One of the most promising, action-forward fights on this weekend’s UFC Vegas 52 fight card is officially off. The UFC announced that the flyweight battle between Manel Kape and Su Mudaerji has been scrapped from their April 23rd event, citing ‘personal reasons’ for the Angolan fighter. No replacement opponent for Su Mudaerji will be sought.
As for just what those ‘personal reasons’ might be? In a quickly deleted Tweet, Kape revealed that he had been flagged by the Nevada State Athletic Commission for the DHCMT Turinabol M3 metabolite. That’s the same substance that Jon Jones tested positive for in 2017, resulting in the overturning of his victory over Daniel Cormier to regain the light heavyweight title.
The substance is said to have a ‘pulsing effect,’ meaning that trace amounts can show up in an athlete’s body even years after potential ingestion.

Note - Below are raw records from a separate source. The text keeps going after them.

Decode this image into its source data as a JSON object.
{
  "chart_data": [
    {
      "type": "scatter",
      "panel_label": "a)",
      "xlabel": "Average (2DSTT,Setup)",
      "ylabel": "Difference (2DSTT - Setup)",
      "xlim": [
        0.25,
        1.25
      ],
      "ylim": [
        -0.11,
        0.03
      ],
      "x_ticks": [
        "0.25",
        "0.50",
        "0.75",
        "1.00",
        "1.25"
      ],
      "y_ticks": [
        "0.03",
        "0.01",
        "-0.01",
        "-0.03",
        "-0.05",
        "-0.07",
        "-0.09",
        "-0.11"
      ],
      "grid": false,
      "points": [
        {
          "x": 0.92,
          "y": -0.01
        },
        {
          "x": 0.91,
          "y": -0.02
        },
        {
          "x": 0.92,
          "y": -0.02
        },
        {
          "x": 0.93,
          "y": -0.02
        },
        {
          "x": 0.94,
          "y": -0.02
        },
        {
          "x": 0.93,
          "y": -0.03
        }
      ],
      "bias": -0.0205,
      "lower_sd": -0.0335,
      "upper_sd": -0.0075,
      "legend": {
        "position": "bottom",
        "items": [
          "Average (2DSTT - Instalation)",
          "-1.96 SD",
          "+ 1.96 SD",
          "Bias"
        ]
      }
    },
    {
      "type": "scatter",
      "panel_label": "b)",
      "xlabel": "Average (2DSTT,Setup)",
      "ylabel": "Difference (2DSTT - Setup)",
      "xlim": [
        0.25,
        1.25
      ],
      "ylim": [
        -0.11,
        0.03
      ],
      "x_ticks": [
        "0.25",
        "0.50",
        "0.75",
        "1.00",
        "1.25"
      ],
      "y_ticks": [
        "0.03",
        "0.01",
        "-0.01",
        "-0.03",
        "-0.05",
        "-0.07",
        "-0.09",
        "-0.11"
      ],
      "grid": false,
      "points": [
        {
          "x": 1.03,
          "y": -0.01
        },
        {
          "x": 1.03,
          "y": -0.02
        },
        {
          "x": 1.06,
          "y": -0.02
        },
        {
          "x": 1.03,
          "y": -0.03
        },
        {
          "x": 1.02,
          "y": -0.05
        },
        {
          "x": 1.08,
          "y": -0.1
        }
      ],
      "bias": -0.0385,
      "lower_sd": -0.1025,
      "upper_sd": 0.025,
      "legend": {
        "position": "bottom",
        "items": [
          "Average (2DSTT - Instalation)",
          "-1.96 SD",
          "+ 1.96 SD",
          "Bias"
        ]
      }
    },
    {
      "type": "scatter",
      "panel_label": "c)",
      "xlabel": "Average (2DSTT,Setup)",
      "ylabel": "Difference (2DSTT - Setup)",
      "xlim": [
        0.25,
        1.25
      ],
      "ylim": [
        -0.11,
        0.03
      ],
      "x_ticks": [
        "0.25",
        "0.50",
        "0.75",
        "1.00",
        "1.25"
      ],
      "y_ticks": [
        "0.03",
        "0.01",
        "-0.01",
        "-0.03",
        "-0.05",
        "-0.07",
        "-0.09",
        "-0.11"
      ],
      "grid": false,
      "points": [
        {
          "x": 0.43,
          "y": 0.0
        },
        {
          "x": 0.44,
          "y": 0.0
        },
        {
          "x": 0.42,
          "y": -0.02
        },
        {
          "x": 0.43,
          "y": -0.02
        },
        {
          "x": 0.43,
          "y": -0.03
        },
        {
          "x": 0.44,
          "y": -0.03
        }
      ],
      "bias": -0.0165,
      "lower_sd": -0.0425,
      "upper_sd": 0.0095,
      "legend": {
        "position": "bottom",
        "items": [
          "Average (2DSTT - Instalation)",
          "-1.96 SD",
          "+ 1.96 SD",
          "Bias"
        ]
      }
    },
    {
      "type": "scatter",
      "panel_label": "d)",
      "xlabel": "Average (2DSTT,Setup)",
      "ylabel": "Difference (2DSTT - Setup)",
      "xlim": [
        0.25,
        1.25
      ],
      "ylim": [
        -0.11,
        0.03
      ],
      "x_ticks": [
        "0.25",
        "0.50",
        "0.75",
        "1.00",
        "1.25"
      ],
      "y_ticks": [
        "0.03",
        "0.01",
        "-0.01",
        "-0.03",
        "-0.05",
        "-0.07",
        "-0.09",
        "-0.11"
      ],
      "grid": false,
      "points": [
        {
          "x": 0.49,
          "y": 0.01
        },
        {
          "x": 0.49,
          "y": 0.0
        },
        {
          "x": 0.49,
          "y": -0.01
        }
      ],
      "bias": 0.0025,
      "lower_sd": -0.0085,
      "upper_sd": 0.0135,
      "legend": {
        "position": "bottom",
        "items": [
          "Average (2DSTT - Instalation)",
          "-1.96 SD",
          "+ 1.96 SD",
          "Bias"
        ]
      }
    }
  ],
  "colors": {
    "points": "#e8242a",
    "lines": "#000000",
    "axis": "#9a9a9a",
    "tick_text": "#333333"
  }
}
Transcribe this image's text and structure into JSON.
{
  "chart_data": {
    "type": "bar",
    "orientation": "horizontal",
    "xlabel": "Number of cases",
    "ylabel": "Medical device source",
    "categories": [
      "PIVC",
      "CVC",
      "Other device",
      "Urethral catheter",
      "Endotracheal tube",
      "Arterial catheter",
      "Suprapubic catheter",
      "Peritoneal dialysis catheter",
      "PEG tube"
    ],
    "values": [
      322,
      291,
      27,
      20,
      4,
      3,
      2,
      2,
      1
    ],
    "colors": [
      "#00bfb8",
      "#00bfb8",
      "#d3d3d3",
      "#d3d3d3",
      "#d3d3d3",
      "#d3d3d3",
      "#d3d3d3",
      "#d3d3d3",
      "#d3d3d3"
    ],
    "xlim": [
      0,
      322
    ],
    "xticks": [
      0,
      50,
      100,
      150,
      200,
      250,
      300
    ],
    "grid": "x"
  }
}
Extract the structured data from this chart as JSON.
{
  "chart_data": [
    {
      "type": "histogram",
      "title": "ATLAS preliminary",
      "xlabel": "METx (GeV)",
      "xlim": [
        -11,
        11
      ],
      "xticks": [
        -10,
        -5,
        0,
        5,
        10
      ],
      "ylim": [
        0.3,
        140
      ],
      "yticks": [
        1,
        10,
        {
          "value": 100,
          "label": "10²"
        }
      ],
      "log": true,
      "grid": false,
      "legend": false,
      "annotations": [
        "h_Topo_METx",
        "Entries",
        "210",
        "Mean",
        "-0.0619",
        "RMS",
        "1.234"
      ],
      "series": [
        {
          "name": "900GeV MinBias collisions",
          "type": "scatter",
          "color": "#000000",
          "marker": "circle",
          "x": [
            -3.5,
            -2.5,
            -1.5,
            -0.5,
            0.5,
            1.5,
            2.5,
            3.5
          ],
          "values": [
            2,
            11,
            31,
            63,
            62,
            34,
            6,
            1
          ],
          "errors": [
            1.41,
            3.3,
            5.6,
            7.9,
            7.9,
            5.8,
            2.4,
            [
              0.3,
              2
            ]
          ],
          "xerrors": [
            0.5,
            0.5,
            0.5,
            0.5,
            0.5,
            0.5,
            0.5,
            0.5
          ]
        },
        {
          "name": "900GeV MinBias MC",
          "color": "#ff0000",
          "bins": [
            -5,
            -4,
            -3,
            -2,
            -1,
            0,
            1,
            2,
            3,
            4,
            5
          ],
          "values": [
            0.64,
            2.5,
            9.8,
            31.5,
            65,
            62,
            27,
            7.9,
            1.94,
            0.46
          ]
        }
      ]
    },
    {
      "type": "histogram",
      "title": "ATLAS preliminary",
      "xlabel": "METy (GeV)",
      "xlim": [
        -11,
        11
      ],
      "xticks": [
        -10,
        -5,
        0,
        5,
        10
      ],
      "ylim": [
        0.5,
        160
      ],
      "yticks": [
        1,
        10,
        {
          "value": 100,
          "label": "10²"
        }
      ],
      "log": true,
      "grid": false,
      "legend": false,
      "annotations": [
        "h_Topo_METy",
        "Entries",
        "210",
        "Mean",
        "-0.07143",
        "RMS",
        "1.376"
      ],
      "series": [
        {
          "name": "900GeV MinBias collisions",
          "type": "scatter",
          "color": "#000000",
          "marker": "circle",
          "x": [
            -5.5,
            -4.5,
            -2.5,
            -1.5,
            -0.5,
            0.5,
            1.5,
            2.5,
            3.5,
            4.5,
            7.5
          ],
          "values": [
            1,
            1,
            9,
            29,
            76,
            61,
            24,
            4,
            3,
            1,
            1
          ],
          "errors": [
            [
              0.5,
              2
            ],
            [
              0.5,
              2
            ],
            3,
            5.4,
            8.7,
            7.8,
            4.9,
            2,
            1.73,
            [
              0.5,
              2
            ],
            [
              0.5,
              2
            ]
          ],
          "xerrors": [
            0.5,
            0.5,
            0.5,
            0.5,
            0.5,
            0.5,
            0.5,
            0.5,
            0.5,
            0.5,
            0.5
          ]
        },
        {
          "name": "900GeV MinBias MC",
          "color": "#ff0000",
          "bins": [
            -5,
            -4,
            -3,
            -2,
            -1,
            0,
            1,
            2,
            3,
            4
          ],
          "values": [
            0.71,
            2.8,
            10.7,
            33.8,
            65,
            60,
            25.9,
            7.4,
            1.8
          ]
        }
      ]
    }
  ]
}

Jones’ 2018 return bout against Alexander Gustafsson had to be moved at the last minute from Nevada to California, after the NSAC was unwilling to grant Jones a license due to continued trace amounts of Turinabol in his system.
“I want everyone to hear directly from me why I won’t be fighting this Saturday,” Kape wrote in a now deleted social media post.
“I was shocked yesterday afternoon to receive a call from the UFC, telling me that the sample I provided to USADA on April 9th returned with a positive finding of 17 picograms per ml of the long term metabolite of DHCMT, called M3. I will start by stating unequivocally that I did not intentionally use DHCMT nor any other prohibited substance for that matter. I have zero idea how this got in my system. I have never had an issue with a previous test under this program and it is ridiculous to think I would intentionally use a prohibited substance (DHCMT) where it’s long term metabolite would remain in my system for months and sometimes years, as I am aware it often does.
“Overnight, I have already learned much about this metabolite called M3. I know that several years ago the UFC changed their anti-doping program rules and instituted a 100 picogram per ml “threshold” for the M3 metabolite that must be exceeded in order to be a violation of the program. This is very important for me to note, I have not been charged with any violation or been sanctioned or suspended by anyone concerning this finding. However, I have also learned that the Nevada Athletic Commission has been handling these cases over the last couple of years by requiring any fighters with any levels of the M3 metabolite, to enter into a 6 month extensive testing program to study the presence and levels of M3 in their system. While I am disappointed that I will not be able to fight in Nevada this weekend and likely for the next six months, I will of course adhere to this study by the Nevada Athletic Commission because I have nothing to hide.
“I have also learned overnight that I am not alone in this situation. I know that numerous UFC fighters have been in a similar situation as me, having a low levels of M3 in their system without any idea of how it got in their system. I also know that this issue is not unique to the UFC. I have also learned that numerous other professional athletes, including many Major League Baseball players, have been faced with this issue. While I will do everything in my power to come up with an answer, I know that often answers are never found as it relates to these low level cases of M3 metabolite. I am grateful that the UFC program acknowledged this issue with the M3 metabolite and adjusted their program accordingly. I will cooperate with the Nevada Athletic Commission and do whatever they need me to do to acquire a license to fight. I look forward to my fans watching me again in the Octagon soon.”
In 2018, Dagestani welterweight Muslim Salikhov also tested positive for the M3 Turinabol metabolite. Salikhov was ultimately not sanction by the UFC for the drug test failure, as promotional drug czar Jeff Novitzky revealed that USADA was unable to determine whether or not the substance had entered his system prior to entering the program.
“That’s a big concern that I have now, that the level of sensitivity is becoming so great,” Novitzky said of USADA testing at the time. “I want to make sure that the science isn’t getting ahead of itself, because that’s a nightmare in my world for somebody to be sanctioned when it comes out later, ‘Oh, we really didn’t understand the science yet.’ So, that’s certainly part of my job to be eyes and ears for the athlete and make sure this program is being administered fairly. And that’s certainly why we’ve having discussions with USADA now with certain thresholds.”
Although Salikhov wasn’t officially punished for the findings, he still essentially lost out on a year of his career, with a decision on his status not reached until spring of 2019. In Kape’s case, it seems things may move a little faster, but given how often the UFC hosts their events in Vegas, it seems unlikely that fans will see Kape compete until the NSAC’s six month testing window is completed.